Je ne suis pas le seul à poser cette question : j'ai lu avec beaucoup d'attention l'intervention de M. Turnbull, le prédécesseur de M. Morrison, le 29 septembre devant le National Press Club : « Dans le tourbillon des éclats médiatiques, l'impression a été créée que le gouvernement australien avait remplacé un sous-marin conventionnel français par un sous-marin à propulsion nucléaire américain ou britannique. Ce n'est pas le cas. L'Australie n'a maintenant plus aucun programme de sous-marins. […] Rien n'est agréé. Il n'y a pas de plan, pas de budget, pas de contrat. La seule certitude est que nous n'aurons pas de nouveaux sous-marins pour les vingt prochaines années et que leur coût sera beaucoup plus élevé que les sous-marins français. […] Le premier des sous-marins de la classe Attack devait être mis à l'eau d'ici 2 032. » D'autres anciens Premiers ministres australiens ont fait des déclarations allant dans le même sens : M. Keating et M. Rudd ont tenu des propos très proches de ceux de M. Turnbull, y compris dans la presse française.

Vous m'avez demandé, Monsieur David, si je savais que quelque chose se tramait. La réponse est non, même si certains de vos amis pensent le contraire. Mais dans la déclaration très solennelle des chefs de gouvernement australien, américain et britannique, il n'est pas annoncé autre chose que la réalisation d'une étude pendant dix-huit mois. On imagine bien que tout cela a été organisé dans le secret le plus total : ces conditions ne permettent pas d'aller très loin et de déterminer précisément qui va faire quoi, comment et quand, d'où la nécessité de réaliser une étude. C'est pourquoi certains de nos interlocuteurs australiens qualifient ce qui a été annoncé de « projet de projet ». Je m'interroge sur cette situation, mais ce sont des choix que l'Australie a faits en toute souveraineté.

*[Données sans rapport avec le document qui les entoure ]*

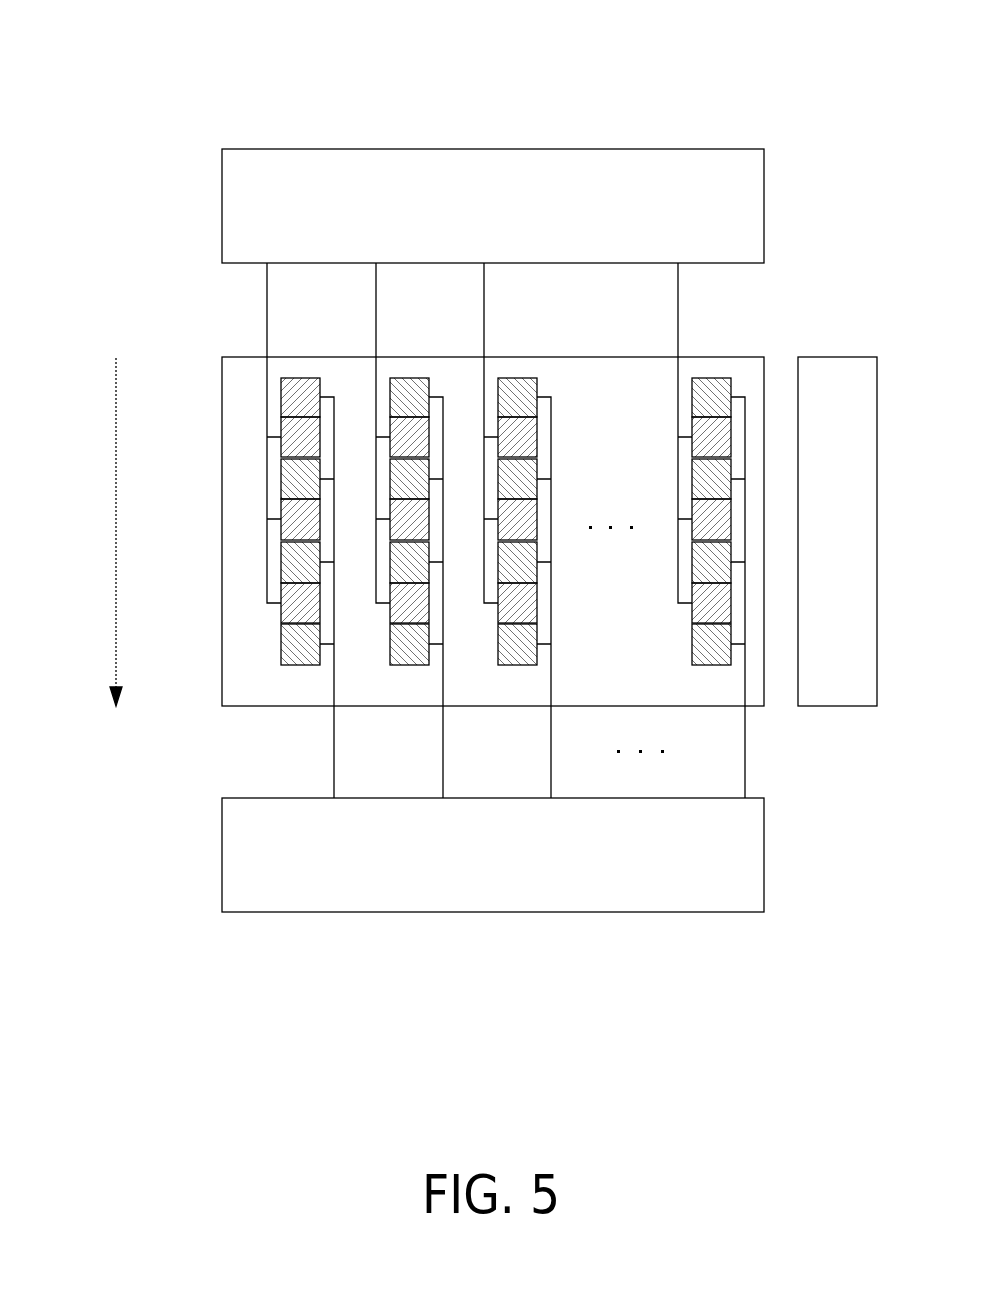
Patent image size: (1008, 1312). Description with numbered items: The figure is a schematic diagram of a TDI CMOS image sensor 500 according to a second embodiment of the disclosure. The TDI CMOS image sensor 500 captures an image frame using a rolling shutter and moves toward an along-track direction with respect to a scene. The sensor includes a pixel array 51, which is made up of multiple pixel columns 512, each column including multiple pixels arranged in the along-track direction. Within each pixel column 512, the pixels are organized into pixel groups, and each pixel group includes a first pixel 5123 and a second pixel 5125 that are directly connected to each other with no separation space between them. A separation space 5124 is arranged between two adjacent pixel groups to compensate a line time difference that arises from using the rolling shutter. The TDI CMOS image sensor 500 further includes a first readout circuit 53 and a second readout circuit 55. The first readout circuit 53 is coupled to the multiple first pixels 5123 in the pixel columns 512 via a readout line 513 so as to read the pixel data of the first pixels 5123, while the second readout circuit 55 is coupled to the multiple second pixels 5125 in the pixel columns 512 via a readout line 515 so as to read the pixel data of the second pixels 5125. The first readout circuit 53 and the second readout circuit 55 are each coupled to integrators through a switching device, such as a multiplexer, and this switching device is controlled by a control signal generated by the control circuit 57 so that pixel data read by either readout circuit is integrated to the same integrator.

The TDI CMOS image sensor 500 is at (192, 38).
The pixel array 51 is at (229, 357).
The first readout circuit 53 is at (680, 912).
The second readout circuit 55 is at (698, 149).
The control circuit 57 is at (838, 357).
The pixel column 512 is at (441, 479).
The readout line 513 is at (333, 748).
The readout line 515 is at (677, 307).
The first pixel 5123 is at (281, 394).
The separation space 5124 is at (281, 458).
The second pixel 5125 is at (281, 430).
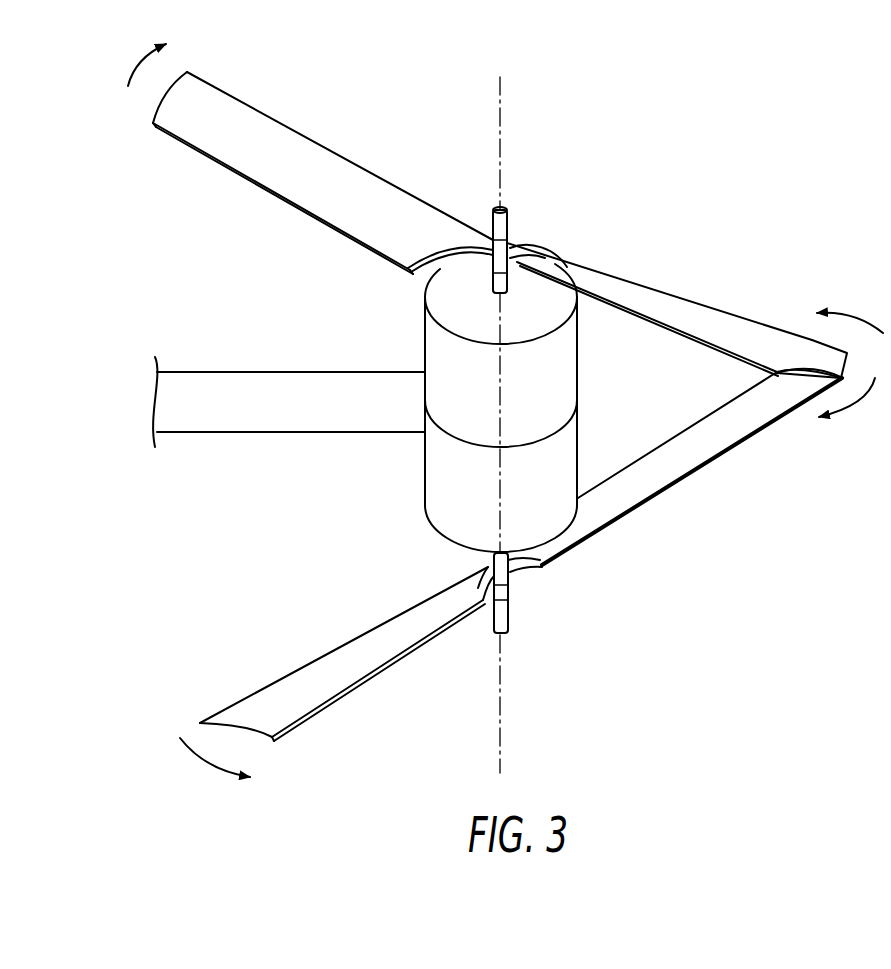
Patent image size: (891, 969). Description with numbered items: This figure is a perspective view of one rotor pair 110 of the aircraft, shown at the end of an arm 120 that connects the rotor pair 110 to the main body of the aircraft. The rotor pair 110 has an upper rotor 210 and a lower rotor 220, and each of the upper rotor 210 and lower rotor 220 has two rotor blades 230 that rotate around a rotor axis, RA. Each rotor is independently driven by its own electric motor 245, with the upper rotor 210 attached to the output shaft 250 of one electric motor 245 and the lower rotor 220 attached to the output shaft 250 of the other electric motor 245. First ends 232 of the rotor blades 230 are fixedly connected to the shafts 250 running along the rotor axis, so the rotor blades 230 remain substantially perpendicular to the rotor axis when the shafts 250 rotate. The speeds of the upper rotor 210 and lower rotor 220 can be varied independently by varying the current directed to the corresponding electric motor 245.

The rotor pair 110 is at (715, 183).
The arm 120 is at (242, 372).
The upper rotor 210 is at (377, 156).
The lower rotor 220 is at (414, 684).
The rotor blade 230 is at (283, 168).
The first end 232 is at (473, 238).
The electric motor 245 is at (458, 362).
The output shaft 250 is at (508, 218).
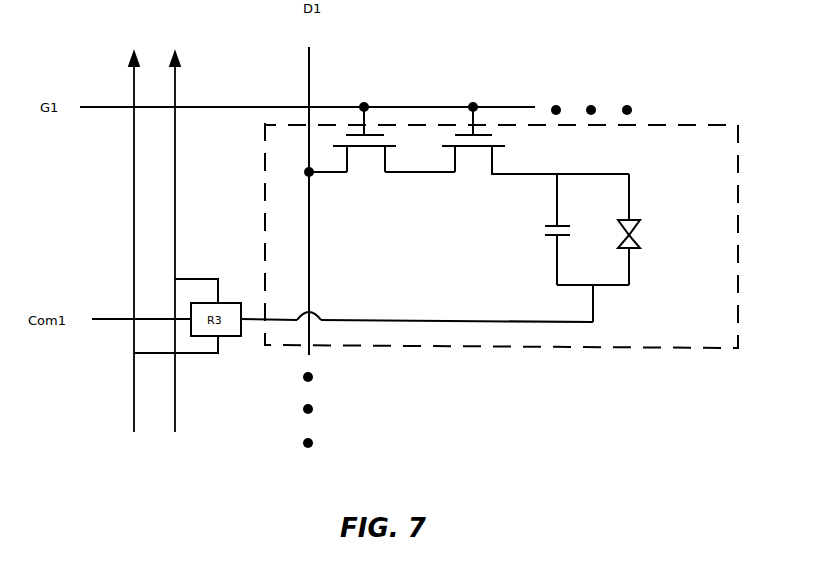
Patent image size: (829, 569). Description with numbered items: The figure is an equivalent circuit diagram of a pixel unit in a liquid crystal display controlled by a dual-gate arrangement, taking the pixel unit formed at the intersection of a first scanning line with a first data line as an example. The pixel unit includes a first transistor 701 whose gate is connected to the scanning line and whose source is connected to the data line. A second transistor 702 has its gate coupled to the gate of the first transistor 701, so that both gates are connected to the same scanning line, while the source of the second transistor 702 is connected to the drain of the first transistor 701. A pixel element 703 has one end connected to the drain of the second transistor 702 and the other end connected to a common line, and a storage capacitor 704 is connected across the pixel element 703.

The first transistor 701 is at (374, 150).
The second transistor 702 is at (482, 150).
The pixel element 703 is at (641, 236).
The storage capacitor 704 is at (550, 238).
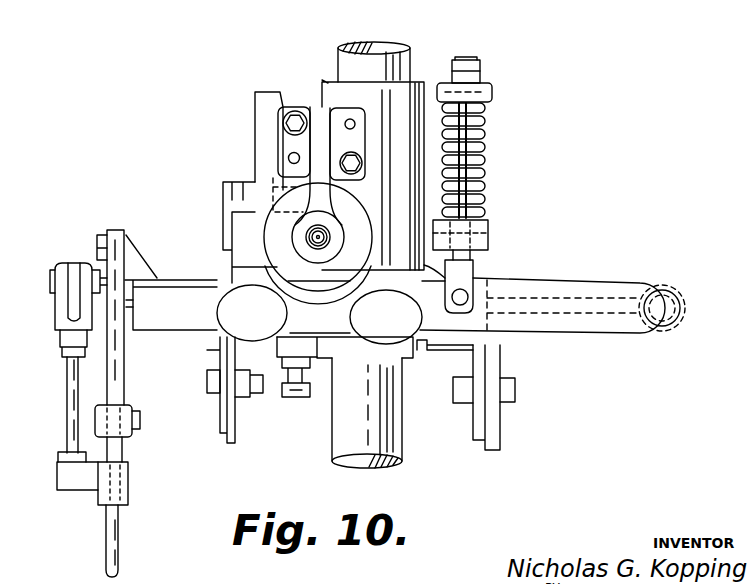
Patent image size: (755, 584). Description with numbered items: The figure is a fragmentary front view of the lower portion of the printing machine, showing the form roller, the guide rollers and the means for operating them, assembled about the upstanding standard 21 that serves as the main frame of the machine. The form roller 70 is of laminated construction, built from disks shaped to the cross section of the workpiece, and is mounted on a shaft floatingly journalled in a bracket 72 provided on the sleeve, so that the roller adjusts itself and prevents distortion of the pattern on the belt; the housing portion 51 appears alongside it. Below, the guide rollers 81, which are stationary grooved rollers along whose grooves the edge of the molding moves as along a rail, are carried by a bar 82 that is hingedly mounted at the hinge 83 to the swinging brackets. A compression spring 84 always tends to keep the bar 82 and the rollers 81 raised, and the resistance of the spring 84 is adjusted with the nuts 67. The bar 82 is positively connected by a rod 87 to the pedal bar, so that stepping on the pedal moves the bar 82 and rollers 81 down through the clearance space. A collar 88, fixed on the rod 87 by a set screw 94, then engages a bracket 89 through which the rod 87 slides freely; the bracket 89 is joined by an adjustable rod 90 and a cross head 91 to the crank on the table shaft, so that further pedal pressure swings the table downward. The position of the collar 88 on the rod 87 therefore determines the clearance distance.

The standard 21 is at (411, 52).
The housing block 51 is at (326, 85).
The nuts 67 is at (473, 72).
The compression spring 84 is at (480, 147).
The bracket 72 is at (313, 141).
The form roller 70 is at (296, 198).
The hinge 83 is at (667, 303).
The bar 82 is at (158, 326).
The guide rollers 81 is at (258, 336).
The cross head 91 is at (62, 317).
The adjustable rod 90 is at (70, 413).
The set screw 94 is at (137, 416).
The collar 88 is at (132, 432).
The bracket 89 is at (122, 480).
The rod 87 is at (115, 526).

Je profite de ces premières réponses pour vous citer un point de l'accord intergouvernemental que j'ai signé en 2016 avec le Premier ministre australien Malcolm Turnbull. Dans le cas d'une dénonciation par l'une des parties, l'effet n'est pas immédiat. « Les parties se consultent […] dans le but de permettre le maintien en vigueur du présent accord. » « Si aucun terrain d'entente commun n'est trouvé dans les douze mois et si une partie n'accepte pas le maintien en vigueur du présent accord, la dénonciation prend effet vingt-quatre mois après la réception de la notification. » Cet accord engage nos deux pays : c'est donc sur cette base que nous commençons des discussions qui risquent d'être toniques avec les autorités australiennes. Je dis cela pour qu'elles s'en souviennent, puisque notre réunion est publique.

Nous sommes bien d'accord, Monsieur Meyer, il faut des mesures concrètes. Je vous ai exposé les sujets sur lesquels nous travaillons, dans le cadre des trois piliers, et nos échanges ne peuvent se traduire que par des actes. J'ajoute que nous devons avoir, à l'échelle de l'Union européenne, des discussions avec les États-Unis d'Amérique sur les sujets « civils », en particulier dans le domaine commercial et le domaine numérique. Si nous voulons que la relation transatlantique soit au service de nos intérêts communs, il faut que les lignes bougent sur tous ces sujets. Au-delà du cadre franco-américain, nous devons renforcer le lien entre l'Union européenne et les États-Unis ; il n'est pas anodin que le haut représentant de l'Union se rende à Washington la semaine prochaine pour évoquer toutes ces questions.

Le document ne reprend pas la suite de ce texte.